|
Pis que pondre
En 2012, l’utilisation de cages traditionnelles en batterie pour l’élevage des poules pondeuses sera définitivement prohibée dans les pays de l’Union. À première vue, c’est une bonne nouvelle, mais en réalité, la directive européenne n’exigera rien d’autre que l’emploi de cages aménagées avec nid, litière et perchoir, d’une surface de 750 cm2, soit un espace d’à peine plus de 27 cm de côté. 27 cm, ça suffisait à Gareth Edwards pour filer à l’essai le long de la ligne de touche, mais ça n’a jamais rendu une poule heureuse, sauf bien entendu les poules de luxe, qui comme chacun sait, ne pondent pas.

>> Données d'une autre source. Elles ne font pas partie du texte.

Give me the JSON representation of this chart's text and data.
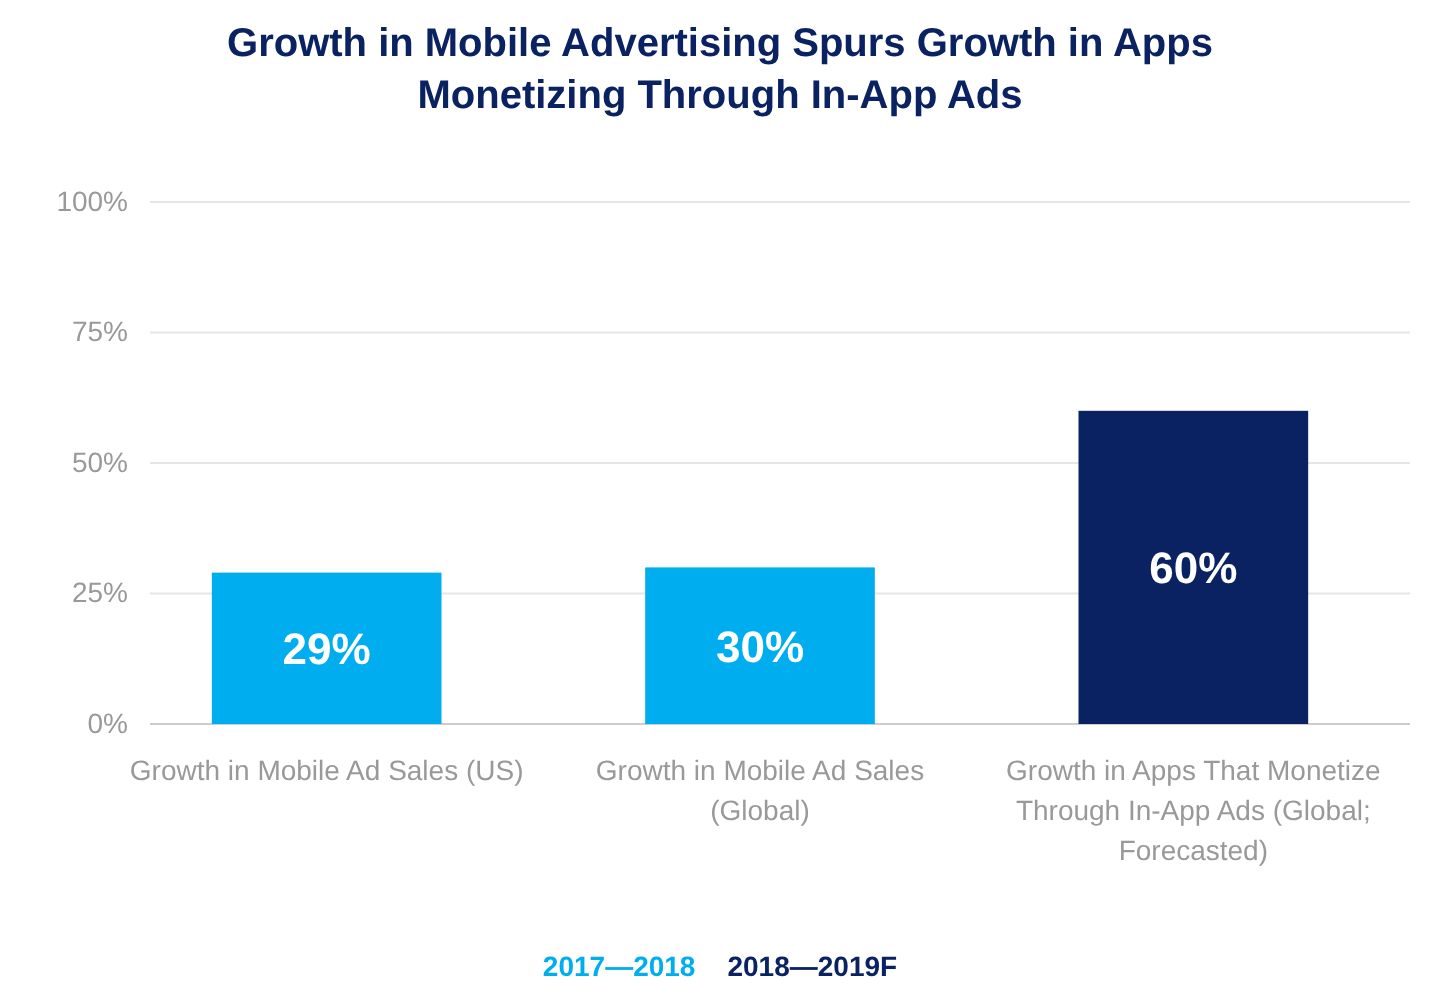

Bien entendu, certains font encore mine de ne pas voir le mal dans l’élevage en batteries, à commencer par quelques chercheurs suédois, qui publiaient en janvier dernier les résultats d’une étude hallucinante. D’après ces scientifiques scandinaves, les volailles en batterie seraient plus saines que les volailles fermières, car moins exposées aux virus et aux agressions extérieures. Difficile d’argumenter après un tel enfoncement de porte ouverte. Autant contester qu’une équipe qui n’attaque pas ne risque pas de prendre un essai en contre ou que 100% des gagnants du loto ont tenté leur chance. La seule chose que je puisse faire pour convaincre ces vikings en blouse blanche, c’est de pousser leurs drakkars sur les coteaux de Grazimis, à Condom, là où piaulent les poulets que vous consommez au J’Go, sous un ciel immense, dans la brise d’été, sur de vastes étendues herbeuses. Qu’ils s’assoient un instant à la table de nos amis éleveurs, qu’ils hument l’air tiède du soir et trempent les lèvres dans un vieil Armagnac. Car aussi vrai que le confinement dans les cages modifie le comportement des poules pondeuses, j’ai bien peur que le cantonnement dans les laboratoires n’altère le jugement des chercheurs suédois.